In my first post I mentioned that I spent the summer of 2011 on my own at home in SF while my Lion went abroad to do some study and travel. While encouraging him to take the opportunity, I knew that I would miss him immensely, but I also imagined I would enjoy the time to myself, sew and read, take awesome care of my body, and be even fitter and stronger when he came back (or I went to meet him in Italy!). I mean, what else did I have to do in the evening after work but work out? Why would I be tempted to linger in bed in the morning rather than go out running?
Well, I didn’t think about the not-sleeping that I’d do for the first couple of weeks. It took getting used to sleeping with someone by my side, and well, of course it takes getting used to sleeping without him again! So, there was that. And then the time difference and our internet logistics meant that the only time we could communicate when I was home was . . . right at workout time.
At work, things were heating up as I did both the job I was originally hired for and a percentage of the job I’d convinced them they needed me to do. I’ve since transitioned fully, but boy was that a busy season! So evenings were more often about a glass of wine and some sewing than rock climbing, a run, or anything else.
All of which was leading to some increasing girth. My clothes weren’t fitting as well, I wasn’t sleeping well, and I felt a bit at war with my body.
And then one day someone shared one of Sally‘s posts on facebook. I clicked, I read. I clicked around her site, and read a lot more. I will admit it: I cried some. Having been really fit and strong in the spring, and feeling very svelte and confident and pretty, I had this feeling that I’d slipped, was sliding down some scale of attractiveness, and had a lot of work to do to get back to pretty.
But Sally’s very good and simple point shone through: I was, I am, already pretty. I was at 140 and I was at 155 and I would be at 160. Way, way back when, I even was at 185.
I already had an empire-waist jersey dress and a jersey wrap dress on my sewing table, both styles that suit me when I’m heavier as well as lighter. I was planning how to clothe my fluffier self without feeling like I was wasting money on “fat” clothes. But with Sally’s help I began to think about how to not just clothe myself, but adorn myself, style myself, so that I felt interested in and proud of what I was wearing, and how I was looking, every day.
The Tiger who showed up in Rome surprised the Lion not only with all my Tiger-made clothes, but with the fact that every day I was wearing an outfit, that I was thinking about not just the cuteness of my shoes (which I think every woman with body issues loves for their constancy), but the whole cuteness of me.

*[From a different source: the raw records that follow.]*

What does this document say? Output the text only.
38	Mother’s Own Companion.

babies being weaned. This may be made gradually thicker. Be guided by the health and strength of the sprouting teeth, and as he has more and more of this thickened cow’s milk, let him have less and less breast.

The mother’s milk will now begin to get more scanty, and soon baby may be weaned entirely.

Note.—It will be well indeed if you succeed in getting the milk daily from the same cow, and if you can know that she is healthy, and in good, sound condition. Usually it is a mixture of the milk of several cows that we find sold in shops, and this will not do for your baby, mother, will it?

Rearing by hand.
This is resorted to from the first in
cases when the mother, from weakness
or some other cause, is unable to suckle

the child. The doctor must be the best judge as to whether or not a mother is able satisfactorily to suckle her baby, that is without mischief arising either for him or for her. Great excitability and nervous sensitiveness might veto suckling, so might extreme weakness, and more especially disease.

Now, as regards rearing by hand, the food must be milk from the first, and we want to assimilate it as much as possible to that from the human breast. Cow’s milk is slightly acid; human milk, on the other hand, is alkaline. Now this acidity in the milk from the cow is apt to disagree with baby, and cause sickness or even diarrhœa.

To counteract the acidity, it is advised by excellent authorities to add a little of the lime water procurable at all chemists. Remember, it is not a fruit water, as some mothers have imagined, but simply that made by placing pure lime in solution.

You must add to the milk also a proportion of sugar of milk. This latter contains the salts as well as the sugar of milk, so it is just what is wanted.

And he sure agreed!
By the time I left for Italy, as I’d mentioned, I’d found my way from Already Pretty to Patty the Snug Bug and beyond. I was learning more and more about fit and how ready to wear clothes can make the most beautiful of women feel awkward and lumpy. I was learning to pay more attention to fit as I sewed up a pattern (and I’m finally feeling ready to sew and adjust my very first muslin, for Collette’s Clover pants). I also started remembering to wear bracelets and vary my necklace choice, thinking about hats and purses, and “shopping” my own closets for forgotten pieces.
This process has been all of a piece, and an important step in loving myself for who I am and where I’m at. Yes, I have new fitness goals this new year, but I’m not going to wait to sew lovely things for myself. I’m going to make myself look as great as I can every day, for myself, because I deserve it.
For so many things I have to thank Sally. For linking that fateful Friday to Patty‘s blog (from which I found the sewing blog world), for talking frankly about body image, self love and style, and for helping me to have a different reaction, for once, to one of my periodic upswings in weight. Rather than get down on myself, try to hide, and punish myself with silly wardrobe austerity, I decided to get creative, pay attention, and make the most of what I have right now.